When Hale returns in Act Four, he now realizes his own responsibility in the trials and in the executions of innocent people. He tries to reason with Danforth but to no avail. He now feels that there is "blood on [his] head," meaning that he bears some guilt for the hangings which have occurred and those that will occur. His character helps to illuminate the theme that doing nothing to stop injustice is as bad as participating in that injustice oneself.
In The Crucible, Reverend Hale is brought in as an expert on witchcraft. His job is to investigate the claims and interview all those involved. Hale takes this work very seriously and he intends to rid Salem of any instances of witchcraft. Hale does, however, go about his business with much more reason and calm than the fanatics who embrace the hysteria of the accusations of witchcraft.
In Act IV, we see the dynamic character of Reverend Hale. After trying to coerce more confessions (along with Parris), Hale reverses his stance and asks Danforth to pardon those who've been condemned (Danforth does not do this). Hale then actually tries to get the confessed to lie in order to save their own lives.
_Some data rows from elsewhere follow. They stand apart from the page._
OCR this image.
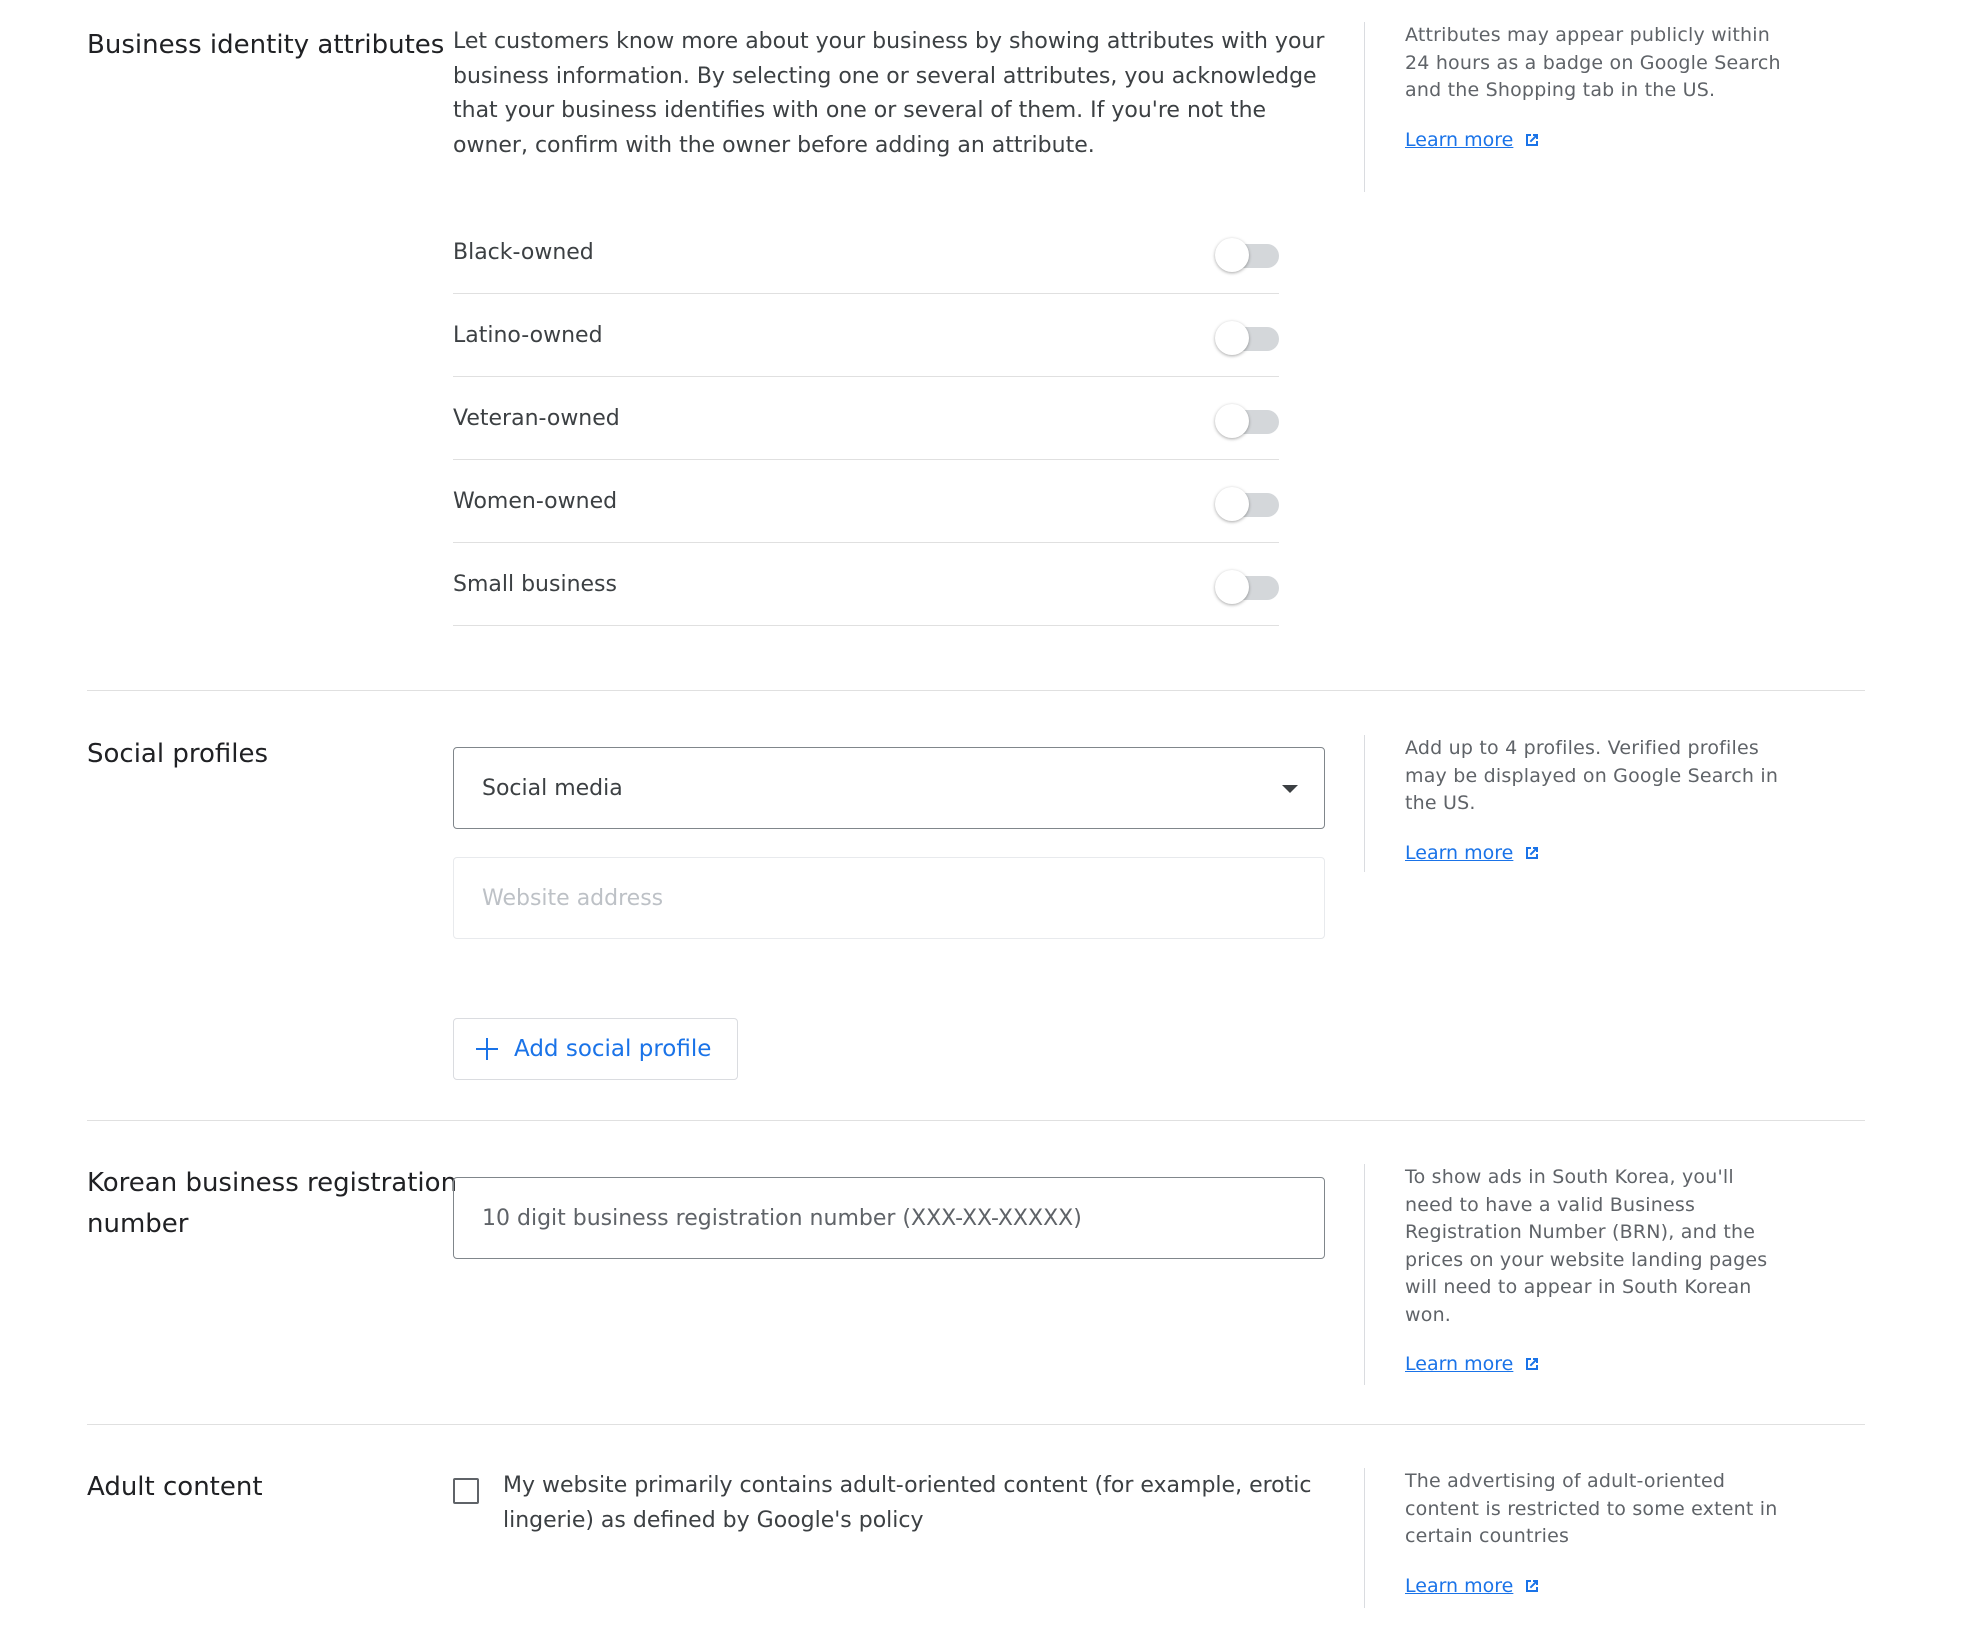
Business identity attributes Let customers know more about your business by showing attributes with your business information. By selecting one or several attributes, you acknowledge that your business identifies with one or several of them. If you're not the owner, confirm with the owner before adding an attribute.

Black-owned
Latino-owned
Veteran-owned
Women-owned
Small business

Attributes may appear publicly within 24 hours as a badge on Google Search and the Shopping tab in the US.

Learn more
Social profiles
Social media
Website address
Add social profile

Add up to 4 profiles. Verified profiles may be displayed on Google Search in the US.

Learn more
Korean business registration number
10 digit business registration number (XXX-XX-XXXXX)

To show ads in South Korea, you'll need to have a valid Business Registration Number (BRN), and the prices on your website landing pages will need to appear in South Korean won.

Learn more
Adult content	My website primarily contains adult-oriented content (for example, erotic lingerie) as defined by Google's policy

The advertising of adult-oriented content is restricted to some extent in certain countries

Learn more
Hale represents the dichotomy of the witch trials. He is a part of the hysteria but he is also one of the characters who actually shows a reasonable, rather than a fanatic, conscience. Toward the end of Act IV, Hale begins to see the devastation of the accusations and his part in it:
Why, it is all simple. I come to do the Devil's work. I come to counsel Christians they should belie themselves. His sarcasm collapses. There is blood on my head! Can you not see the blood on my head!!
Shortly after this, Hale asks Elizabeth to get John to confess to save his own life. Hale is trying to do the right thing but he also feels guilty and if John is to be executed, Hale would feel responsible and acknowledges this responsibility to Elizabeth.